Entre los oficios más asombrosos que un ser humano puede desempeñar, el de apagador de volcanes es, por delirante e increíble, el más novelesco y fantasioso. Sabemos que existió un hombre:a don Cleto Guadamuz y Lozano, nacido en Granada que murió a los 107  años y que se ganó la vida en Nicaragua, en el noble y quizás altruista empeño de apagar los volcanes y acabar con los temblores que tenían en vilo  a la población de Managua, allá por el año  1938.
Se sabe que por tan colosal trabajo fue remunerado con mil córdobas, y que habría paralizado otros volcanes que anunciaban erupciones, si el  gobierno  le hubiera soltado más pasta. 

En documentos oficiales de la época y periódicos de Managua se nombra a don Cleto como  apagador oficial de volcanes; su fama en los años treinta era enorme y, a pesar de que su teoría sobre la comunicación de volcanes en la profundidad de la tierra y el modo de someterlos a su voluntad, desafiaba el sentido común y el conocimiento científico, tuvo encargos oficiales que cumplió con éxito. 
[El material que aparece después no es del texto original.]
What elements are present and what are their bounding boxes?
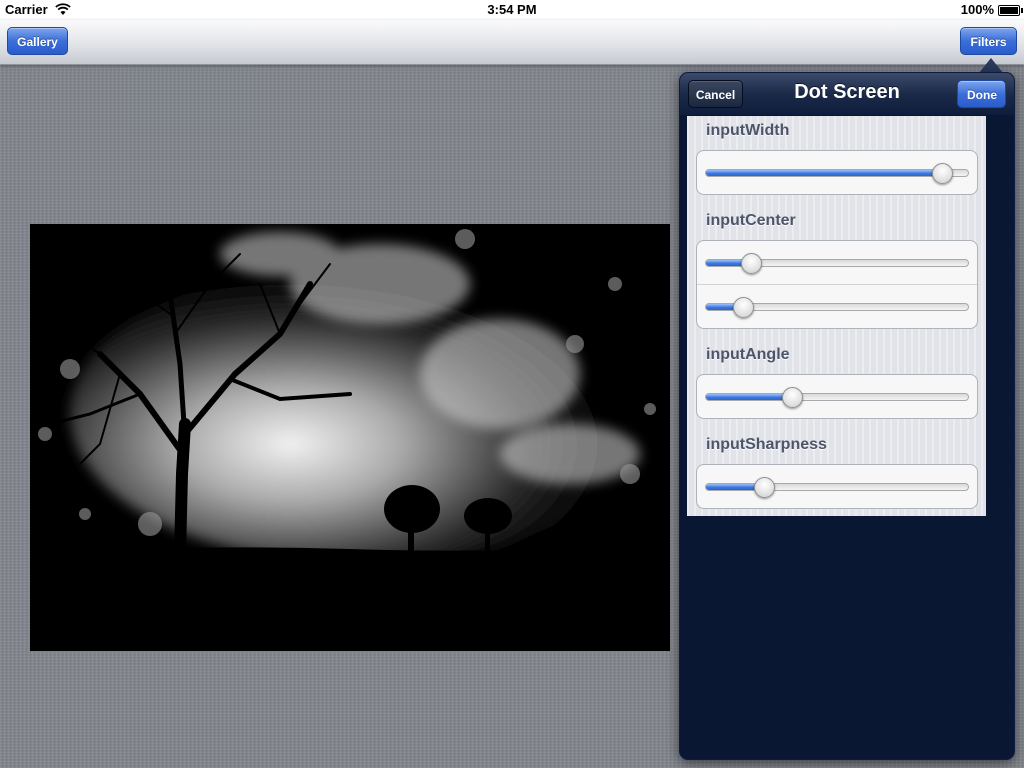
slider-fill bbox=[706, 394, 793, 400]
input-center-y-slider[interactable] bbox=[697, 284, 977, 328]
slider-track[interactable] bbox=[705, 253, 969, 274]
filtered-photo bbox=[30, 224, 670, 651]
filter-popover: Cancel Dot Screen Done inputWidth inputC… bbox=[679, 72, 1015, 760]
slider-thumb[interactable] bbox=[740, 253, 762, 274]
input-angle-label: inputAngle bbox=[706, 346, 790, 363]
photo-image bbox=[30, 224, 670, 651]
filters-button[interactable]: Filters bbox=[960, 27, 1017, 55]
popover-arrow bbox=[979, 58, 1003, 73]
input-sharpness-group bbox=[696, 464, 978, 509]
slider-thumb[interactable] bbox=[931, 163, 953, 184]
input-angle-group bbox=[696, 374, 978, 419]
clock: 3:54 PM bbox=[487, 2, 537, 17]
slider-track[interactable] bbox=[705, 387, 969, 408]
slider-thumb[interactable] bbox=[732, 297, 754, 318]
navigation-bar: Gallery Filters bbox=[0, 20, 1024, 65]
battery-percent: 100% bbox=[960, 2, 994, 17]
filter-settings-panel: inputWidth inputCenter inputAngle inputS… bbox=[687, 116, 986, 516]
input-width-group bbox=[696, 150, 978, 195]
input-angle-slider[interactable] bbox=[697, 375, 977, 418]
gallery-button[interactable]: Gallery bbox=[7, 27, 68, 55]
slider-track[interactable] bbox=[705, 163, 969, 184]
input-center-group bbox=[696, 240, 978, 329]
popover-header: Cancel Dot Screen Done bbox=[680, 73, 1014, 115]
status-bar: Carrier 3:54 PM 100% bbox=[0, 0, 1024, 20]
input-width-slider[interactable] bbox=[697, 151, 977, 194]
input-center-x-slider[interactable] bbox=[697, 241, 977, 284]
slider-track[interactable] bbox=[705, 477, 969, 498]
slider-fill bbox=[706, 170, 942, 176]
input-sharpness-label: inputSharpness bbox=[706, 436, 827, 453]
slider-thumb[interactable] bbox=[782, 387, 804, 408]
input-width-label: inputWidth bbox=[706, 122, 790, 139]
done-button[interactable]: Done bbox=[957, 80, 1006, 108]
input-sharpness-slider[interactable] bbox=[697, 465, 977, 508]
slider-thumb[interactable] bbox=[753, 477, 775, 498]
input-center-label: inputCenter bbox=[706, 212, 796, 229]
slider-track[interactable] bbox=[705, 297, 969, 318]
battery-icon bbox=[998, 5, 1023, 16]
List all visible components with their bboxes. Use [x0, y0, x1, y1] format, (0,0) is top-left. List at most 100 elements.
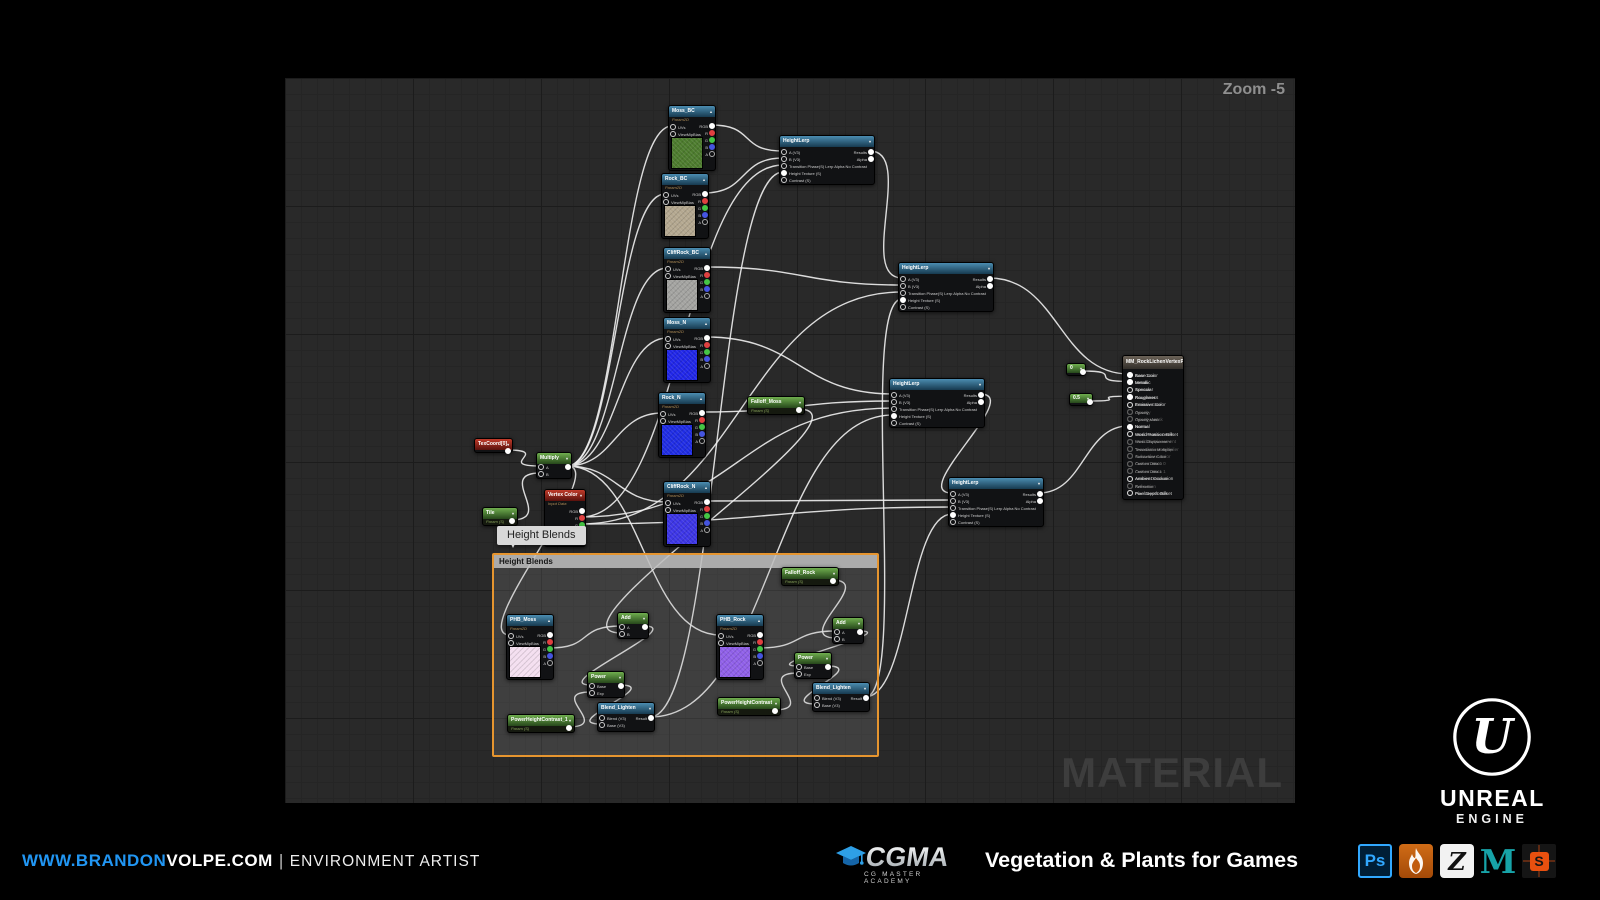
graph-node-hl1[interactable]: HeightLerp▾A (V3)B (V3)Transition Phase(…	[779, 135, 875, 185]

Desternillante parece a nuestros ojos su método de apaciguar volcanes y mantener los movimientos de la tierra a raya. Don Cleto explicaba cómo apagar el volcán del Cerro Negro: daría tres pasos hacia adelante y seis golpes en el suelo con el pie. Luego señalaría hacia el cielo y pronunciando unas cuantas palabras misteriosas, haría que los fluidos de arriba se juntaran con los fluidos de abajo sirviendo mi cuerpo de puente, y entonces inmediatamente comenzaría a sentir el Volcán mi fuerza, apagándose tal vez violentamente o tal vez dentro de algunos días después de esta operación.

Sería fantástico  que tuviéramos entre nosotros a un mago como el granadino, que se plantara ante los volcanes activos hoy y ejerciera su oficio con la maestría de alquimista soñador y longevo; que   ante los ojos de los satélites y los mil artilugios que pueblan el cielo, amansara la naturaleza ardiente como si se tratara de un cachorro de perro, obediente a la palabra firme de su amo.